1040x666 timing is for 50MHz clock rate 72Hz refresh
1056x628 timing is for 40MHz clock rate 60Hz refresh

_________________
http://www.finitron.ca

It is 50mhz, sorry i was thinking of another resolution i was trying that ran on 40. The picture was taken at 50mhz with the attched code in the forst post.

Did you happen to see anything wrong?

I do not see anything wrong. I notice the palette output is being clocked on the negative edge of the clock. There would be more time for the palette if it was clocked on the positive edge. This would shift the display pixels by one clock to the right which probably is not a bit deal. If desired a pipeline stage for the sync and display enable signals could be added. But most monitors allow for at least two pixels extra spacing. In a couple of places, the number of zeros is off by one compared to the size of the reg. 15’d0 instead of 16’d0, and 11’d0 instead of 12’d0. This will not affect anything, but SIM might complain.

_________________
http://www.finitron.ca

You've got at least 3 clocks I can see in your system. One of them looks like the cpu clock, so I guess that won't be having any effect when the screen memory isn't accessed by the CPU. However it looks like both the others are used, so are you sure that all the setup/hold time requirements are being met if the D input to a flip-flop changes on one clock but the flip-flop itself is clocked by the other?

With xilinx CPLDs I had the effect that sometimes I had to be careful to double buffer signals. When I drove a pipeline always on the same clock edge, sometimes signals would 'overtake' a step as the clock was probably distributed differently and the result of the previous stage was already visible on the following step but in the same clock cycle. That resulted in flickering in my VGA card...
So I had to buffer on the opposite edge between stages. At least that's what I figured and the 'double buffering' at least helped.

André

_________________
Author of the GeckOS multitasking operating system, the usb65 stack, designer of the Micro-PET and many more 6502 content: http://6502.org/users/andre/

Just to post a follow up on this subject.

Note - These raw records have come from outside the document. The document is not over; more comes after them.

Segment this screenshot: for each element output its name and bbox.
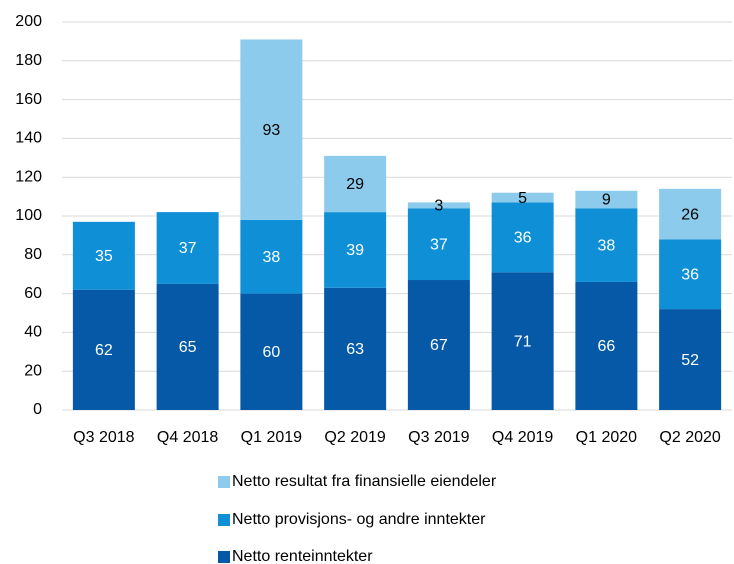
data-label: 65	[179, 339, 197, 356]
data-label: 26	[681, 206, 699, 223]
y-tick-label: 0	[33, 401, 42, 418]
bar-segment	[324, 212, 387, 288]
bar-segment	[407, 208, 470, 281]
data-label: 63	[346, 341, 364, 358]
data-label: 52	[681, 352, 699, 369]
y-tick-label: 140	[15, 130, 42, 147]
bar-segment	[575, 190, 638, 209]
y-tick-label: 20	[24, 362, 42, 379]
y-tick-label: 180	[15, 52, 42, 69]
x-tick-label: Q1 2019	[241, 429, 302, 446]
bar-segment	[659, 188, 722, 240]
bar-segment	[659, 239, 722, 310]
bar-segment	[240, 293, 303, 410]
data-label: 29	[346, 176, 364, 193]
bar-segment	[156, 283, 219, 410]
data-label: 37	[430, 236, 448, 253]
data-label: 35	[95, 248, 113, 265]
bar-segment	[324, 287, 387, 410]
legend-swatch	[218, 476, 230, 488]
bar-segment	[240, 39, 303, 220]
y-tick-label: 200	[15, 13, 42, 30]
data-label: 38	[597, 237, 615, 254]
bar-segment	[324, 155, 387, 213]
bar-segment	[575, 281, 638, 410]
legend-swatch	[218, 551, 230, 563]
data-label: 60	[262, 344, 280, 361]
data-label: 36	[681, 266, 699, 283]
data-label: 39	[346, 242, 364, 259]
x-tick-label: Q2 2020	[659, 429, 720, 446]
data-label: 9	[602, 192, 611, 209]
data-label: 3	[434, 198, 443, 215]
y-tick-label: 80	[24, 246, 42, 263]
y-tick-label: 40	[24, 324, 42, 341]
bar-segment	[156, 212, 219, 284]
x-tick-label: Q4 2018	[157, 429, 218, 446]
x-tick-label: Q1 2020	[576, 429, 637, 446]
data-label: 93	[262, 122, 280, 139]
y-tick-label: 120	[15, 168, 42, 185]
x-tick-label: Q3 2018	[73, 429, 134, 446]
data-label: 37	[179, 240, 197, 257]
data-label: 38	[262, 249, 280, 266]
bar-segment	[491, 192, 554, 203]
bar-segment	[659, 309, 722, 410]
bar-segment	[407, 202, 470, 209]
x-tick-label: Q3 2019	[408, 429, 469, 446]
legend-label: Netto renteinntekter	[232, 548, 373, 564]
data-label: 62	[95, 342, 113, 359]
x-tick-label: Q2 2019	[324, 429, 385, 446]
data-label: 36	[514, 230, 532, 247]
bar-segment	[575, 208, 638, 282]
bar-segment	[407, 280, 470, 410]
legend-label: Netto provisjons- og andre inntekter	[232, 511, 486, 528]
data-label: 71	[514, 333, 532, 350]
legend-swatch	[218, 514, 230, 526]
x-tick-label: Q4 2019	[492, 429, 553, 446]
bar-segment	[491, 202, 554, 273]
bar-segment	[72, 289, 135, 410]
bar-segment	[72, 221, 135, 290]
data-label: 67	[430, 337, 448, 354]
data-label: 5	[518, 190, 527, 207]
bar-segment	[240, 219, 303, 294]
y-tick-label: 100	[15, 207, 42, 224]
bar-segment	[491, 272, 554, 410]
y-tick-label: 160	[15, 91, 42, 108]
data-label: 66	[597, 338, 615, 355]
legend-label: Netto resultat fra finansielle eiendeler	[232, 473, 497, 490]
y-tick-label: 60	[24, 285, 42, 302]
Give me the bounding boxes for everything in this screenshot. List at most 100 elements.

This is resolved and here is sort of the final state

On the rising edge of the video clock I latch in the horizontal and vertical counters which are piped over to the ram

on the negedge of the video clock the video positions are latched into a buffer register along with the returned data from the ram

on the posedge the buffered positions are set to the output registers that go to the HDMI driver itself

This results in a 1 clock delay from the signal generator to the hdmi signal itself allowing time for the the ram to become valid. The output of the ram feeds to color palette and/or the font rom which is a continual assignment that sends the final pixel data to the HDMI driver. Works perfectly.